You simply can’t say “everyone should take X” or “everyone should eat Y”. For example, even taking vitamin C wouldn’t be appropriate for a person who has kidney stones. (Hence why I’ve avoided specific recommendations in this column.) The aim is to treat the person, not a disease.
This is why I do what I do: take the best research available and tailor doable health plans to suit each client’s individual biological needs, lifestyle and tastes.
My dream is to see this kind of personalised, root-cause medical care available to everyone, so that ‘complementary’ health, such as nutritional therapy, can truly support and enhance the benefits of mainstream medicine.
Each person is unique, which means that there’s no blanket approach that suits everyone
An excellent example of this is in the case of hypothyroidism, which causes symptoms like tiredness, constipation, hair loss, weight gain and depression. Hypothyroidism affects between two and ten per cent of the population, and it’s ten times more common in women than in men. I myself was diagnosed with it years ago.
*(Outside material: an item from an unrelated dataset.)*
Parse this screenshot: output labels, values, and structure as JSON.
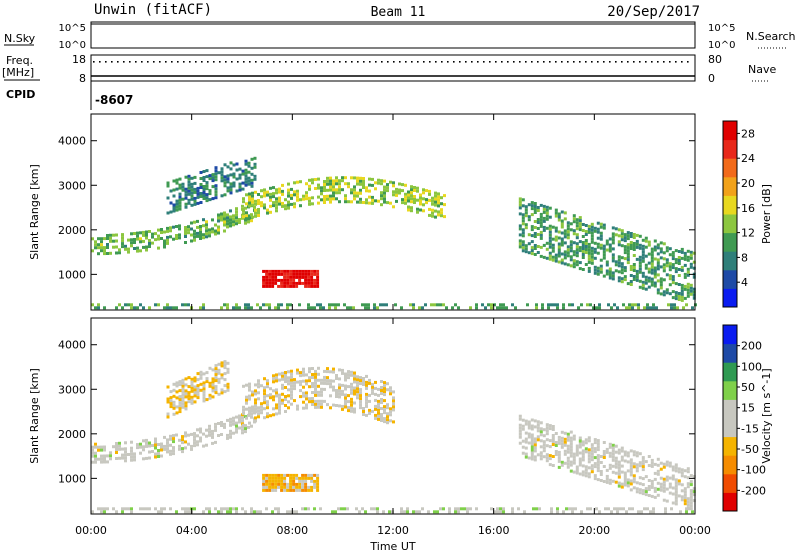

Before I became a nutritionist, I made two common mistakes: firstly, I avoided the doctor in an attempt to avoid taking ‘lifelong medication’, and secondly, once taking medication, I relied only on that to feel better.
I now see that both kinds of support are needed – both mainstream and complementary. Over 90 per cent of hypothyroidism is caused by autoimmunity, and because autoimmunity may be modifiable with nutrition and lifestyle changes, my hypothyroid clients often report feeling better after adopting them.
To your health, with love
Whatever health means to you, dear reader, and whatever the ways you access the many modes of God’s healing, I hope that you’ll always be assured of the value of your particular being: your body, soul and spirit.
I hope that you’ll be inspired to discover more about the wonderful body you have, how it works and how to nurture it. I hope that you’ll see the difference in your relationships, ministry and work as you love yourself and those around you with wisdom and gentleness.
And as the year draws to a close, I hope that you will remember the value that God places on our bodies, as females, and that you will know, now and always, the transformation of health…with love.